“Giver of life, come and dwell in us.”
Today the Russian Orthodox Church continues its celebration of the Holy Spirit, inasmuch as today we are commemorating all the saints who have shown forth by the Holy Spirit in the Russian land. We prayerfully honor our Russian saints, who acquired the grace of the Holy Spirit while still living on earth.
Christianity is not a doctrine, but life in the Holy Spirit, Who is the Giver of this life. He gives people a new spiritual birth, filling the entire human person with His grace: his soul, his mind, and his body. Therefore, the Holy Church glorifies the saints not for their teaching, but for their spiritual life. The majority of Russians who came before us – our grandfathers and great-grandfathers – were unlettered. They did not study, say, the geography and history of Russia. But they did know Kiev, for instance, through Sts. Anthony and Theodosius of the Caves; they knew the Trinity Lavra (Sergiev Posad) and Moscow through St. Sergius and the Holy Hierarchs of Moscow. They heard of Solovki in connection with Sts. Zosima and Savvaty; for them the Siberian lands were connected with the names of Sts. Symeon of Verkhotursk and Innocent of Irktusk. From year to year, and from century to century, our ancestors visited the holy places that had been glorified by the ascetic struggles of God’s saints; and here, in these holy places, the multitude of miracles about which Christ speaks in the Gospel was performed: the blind see, the lame walk, the lepers are cleansed, the deaf hear, the dead are raised, to the poor the gospel is preached (Luke 7:22).
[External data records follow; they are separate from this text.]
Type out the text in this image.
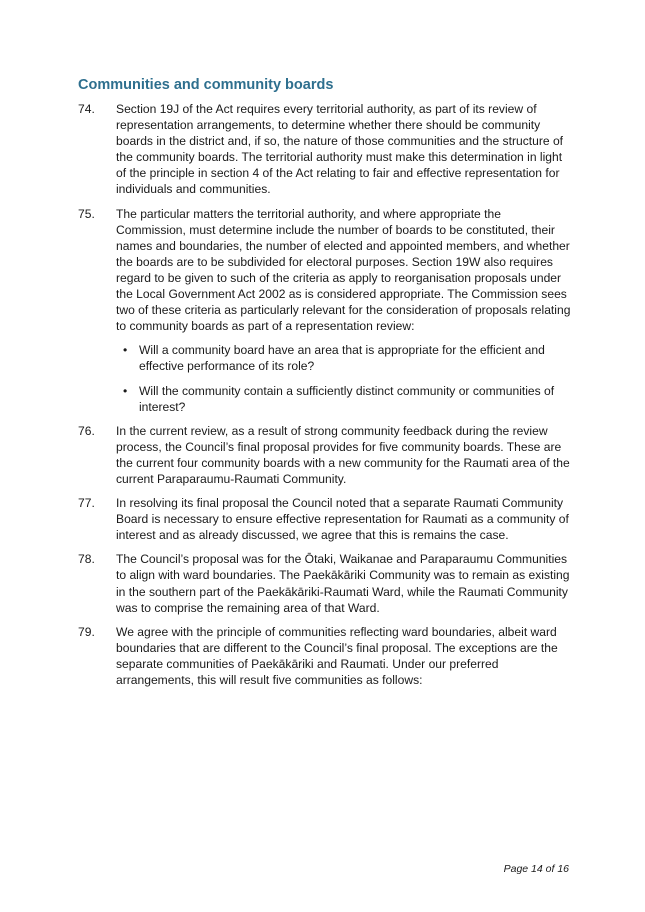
Communities and community boards
74. Section 19J of the Act requires every territorial authority, as part of its review of representation arrangements, to determine whether there should be community boards in the district and, if so, the nature of those communities and the structure of the community boards. The territorial authority must make this determination in light of the principle in section 4 of the Act relating to fair and effective representation for individuals and communities.
75. The particular matters the territorial authority, and where appropriate the Commission, must determine include the number of boards to be constituted, their names and boundaries, the number of elected and appointed members, and whether the boards are to be subdivided for electoral purposes. Section 19W also requires regard to be given to such of the criteria as apply to reorganisation proposals under the Local Government Act 2002 as is considered appropriate. The Commission sees two of these criteria as particularly relevant for the consideration of proposals relating to community boards as part of a representation review:
• Will a community board have an area that is appropriate for the efficient and effective performance of its role?
• Will the community contain a sufficiently distinct community or communities of interest?
76. In the current review, as a result of strong community feedback during the review process, the Council’s final proposal provides for five community boards. These are the current four community boards with a new community for the Raumati area of the current Paraparaumu-Raumati Community.
77. In resolving its final proposal the Council noted that a separate Raumati Community Board is necessary to ensure effective representation for Raumati as a community of interest and as already discussed, we agree that this is remains the case.
78. The Council’s proposal was for the Ōtaki, Waikanae and Paraparaumu Communities to align with ward boundaries. The Paekākāriki Community was to remain as existing in the southern part of the Paekākāriki-Raumati Ward, while the Raumati Community was to comprise the remaining area of that Ward.
79. We agree with the principle of communities reflecting ward boundaries, albeit ward boundaries that are different to the Council’s final proposal. The exceptions are the separate communities of Paekākāriki and Raumati. Under our preferred arrangements, this will result five communities as follows:
Page 14 of 16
Our holy God-pleasers taught people not by words, but by their God-pleasing lives and by the acquisition of the gifts of the Holy Spirit. This, in the words of St. Seraphim of Sarov, is the meaning and purpose of the Christian life: “Acquire the Holy Spirit and your entire life will become renewed and holy.” Elder Silouan, the Athonite ascetic, writes that the saints live in a different world, where they see God’s glory and the beauty of God’s face by the Holy Spirit. They see our lives and deeds, too, in that same Holy Spirit. They know our sorrows, hear our fervent prayers, and help us by their love. They see and know how we are worn out from sorrows, how our interior lives have withered, and how despondency has gripped our souls – and they intercede for us before God. They regret that people live without mutual love, since people do not know that, if only they would love one other, the earth would be freed from sin and filled to overflowing with the joy and gladness of the Holy Spirit.
Dear brother and sisters! Love the Church of God, for only in the Church does the Holy Spirit teach, enlighten, and nourish us. Read the Holy Scriptures and the lives of saints more often, drawing grace-filled help from them.